Anteo, Milano, venerdì sera, spettacolo delle 20,30. Settimane fa. “A causa del protrarsi del precedente evento, la proiezione del film avrà inizio con 30 minuti di ritardo”

Data la lentezza del film di Paolo Franchi, l’annuncio è  stato, se vogliamo, profetico.

Trecento persone accampate nei corridoi del cinema.
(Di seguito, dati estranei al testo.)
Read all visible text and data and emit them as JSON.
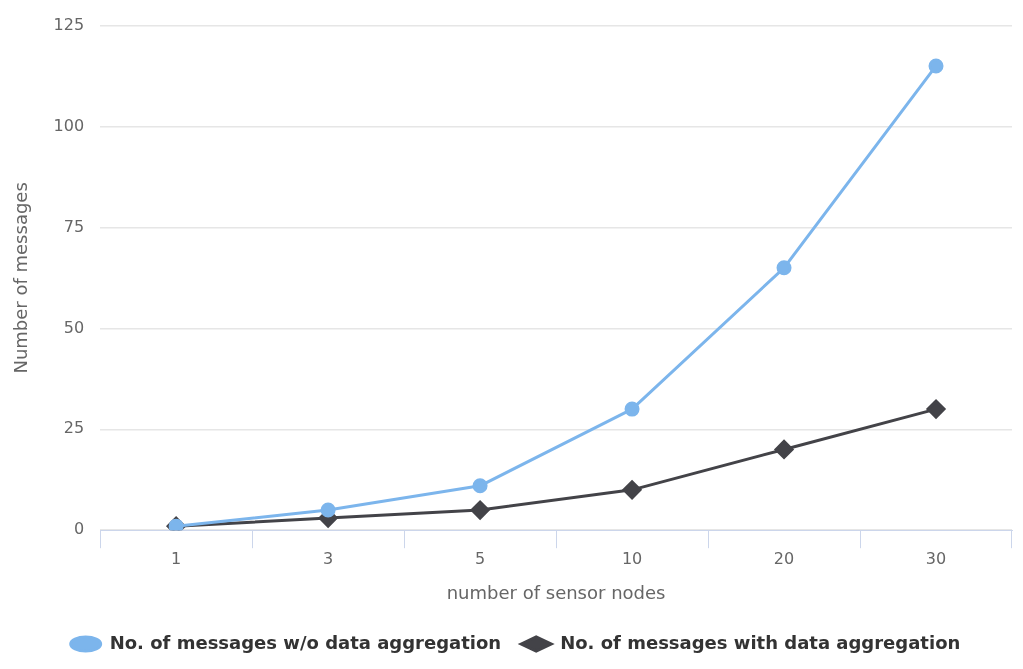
{
  "chart_data": {
    "type": "line",
    "xlabel": "number of sensor nodes",
    "ylabel": "Number of messages",
    "categories": [
      "1",
      "3",
      "5",
      "10",
      "20",
      "30"
    ],
    "series": [
      {
        "name": "No. of messages w/o data aggregation",
        "color": "#7cb5ec",
        "marker": "circle",
        "values": [
          1,
          5,
          11,
          30,
          65,
          115
        ]
      },
      {
        "name": "No. of messages with data aggregation",
        "color": "#434348",
        "marker": "diamond",
        "values": [
          1,
          3,
          5,
          10,
          20,
          30
        ]
      }
    ],
    "ylim": [
      0,
      125
    ],
    "yticks": [
      0,
      25,
      50,
      75,
      100,
      125
    ],
    "grid": "y",
    "legend": "bottom",
    "line_style": "solid"
  }
}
C’è di peggio, molto peggio, però…

Fatto sta che finalmente il film ha inizio e assistiamo al rientro in famiglia di una donna adulta per il compleanno dell’ anziano e ricco e famoso padre, nonché vedovo.

L’idea di centrare il film sui rapporti padre famoso e figlia,  sul tema dell’ idea di sé,  sul controllo dei sentimenti,  sulla necessità di prendere una boccata d’aria, una pausa di riflessione, specie quando si rimane orfani in età matura, sulla passione repressa in onore della famiglia, ecco tutto questo intriga ed è ben scritto e ottimamente recitato.

Se però si cerca un film con ritmi da secolo ìn corso, questo non è il vostro film.

Franchi rallenta progressivamente non solo il vissuto dei protagonisti (mentre lascia invariati i ritmi dei comprimari), ma anche le loro azioni a sottolineare, immagino, il vuoto e il silenzio interiore sofferto.

Vedendolo dentro di me dicevo: nessuno oggi lavora e vive a quei ritmi, si alza con quella pacatezza,  sposta i fogli di lavoro con quella estenuante lentezza.

Questo è al contempo il pregio stilistico e il suo difetto maggiore. Sembra di essere precipitati indietro negli sceneggiati anni 60, maigret, nero wolfe, quelle scene quasi sempre in interni a vedere le quali uno inevitabilmente dice: suvvia, muoviamoci!